First is the paradox of agency vs communion. A school headteacher has individual power, and yet they are part of a wider power structure - ie, that of the MAT. As such, as a CEO, you need to maintain control while simultaneously letting it go. That’s difficult to achieve.

Get it wrong and you let the “anyways” sneak into headship thinking - and then things begin to unravel.

For example: whose staff are they, anyway, if the trust is the single employer, yet I am the headteacher? Whose budget is it, anyway, if the CEO is accounting officer yet headteachers are accountable for budgets? Whose building is it, anyway, if the trust has the lease but I want to make changes as a headteacher or local governing body? Who is responsible for governance, anyway, if we have a trust board and a local governing body? This will all sound familiar to many.

The second paradox is recognisable to all, irrespective of whether you are a part of a trust or not. This is the paradox of present vs future. Stressing both continuity and change can be a challenge in any school context.

In high-performing trusts, there is the right balance between big-picture, future challenges - such as social mobility, supporting careers, and tackling mental health and disability - and ensuring existing pupils have good schools to attend and achieve good outcomes.

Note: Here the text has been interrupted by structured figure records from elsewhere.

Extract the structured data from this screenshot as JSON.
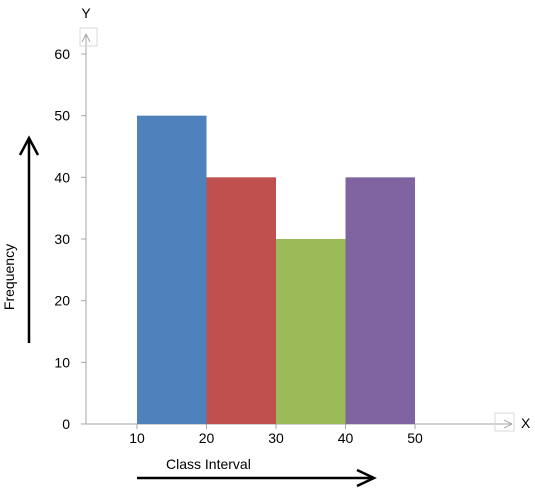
{
  "chart_data": {
    "type": "histogram",
    "xlabel": "Class Interval",
    "ylabel": "Frequency",
    "x_axis_letter": "X",
    "y_axis_letter": "Y",
    "bins": [
      {
        "range": [
          10,
          20
        ],
        "value": 50,
        "color": "#4F81BD"
      },
      {
        "range": [
          20,
          30
        ],
        "value": 40,
        "color": "#C0504D"
      },
      {
        "range": [
          30,
          40
        ],
        "value": 30,
        "color": "#9BBB59"
      },
      {
        "range": [
          40,
          50
        ],
        "value": 40,
        "color": "#8064A2"
      }
    ],
    "x_ticks": [
      "10",
      "20",
      "30",
      "40",
      "50"
    ],
    "y_ticks": [
      "0",
      "10",
      "20",
      "30",
      "40",
      "50",
      "60"
    ],
    "ylim": [
      0,
      60
    ],
    "grid": false,
    "legend": "none"
  }
}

In weaker trusts, however, current school results can be prioritised above the greater good and future benefits of inclusion. Offrolling and gaming become common behaviours. Autonomy goes missing.

Finding the sweet spot

Leaders need to find the sweet spot at which the balance of power across a trust is most productive. Waldman & Bowen’s research warns us that we should not fixate on one side over the other in the above examples, and that switching from side to side causes confusion, as does getting stuck in the middle. 

Instead, we must recognise the spectrum of possibilities and find the point of least compromise for both sides.

What does that look like? Further research by Zhang et al (2015) helps here. This research advocates success through finding the “right” combination of self and others, distance and closeness, uniformity and individualisation, control and autonomy, and having requirements and flexibility. The emphasis here is “and” - “or” is nowhere to be seen.

We need to find what “right” looks like, of course. It may be that it differs in different contexts. But find it we must, as it is key to being able to dispel the notion that autonomy is lost if a school joins a trust.

A final thought on this: John West-Burnham, professor of educational leadership at St. Mary’s University College, once described trusts to me using the “porcupine principle”.

If porcupines hibernate at too far a distance from each other, they perish in the cold; if they are too close, their spikes kill each other as they unfurl in the spring. Finding that sweet spot of synergy means they all thrive.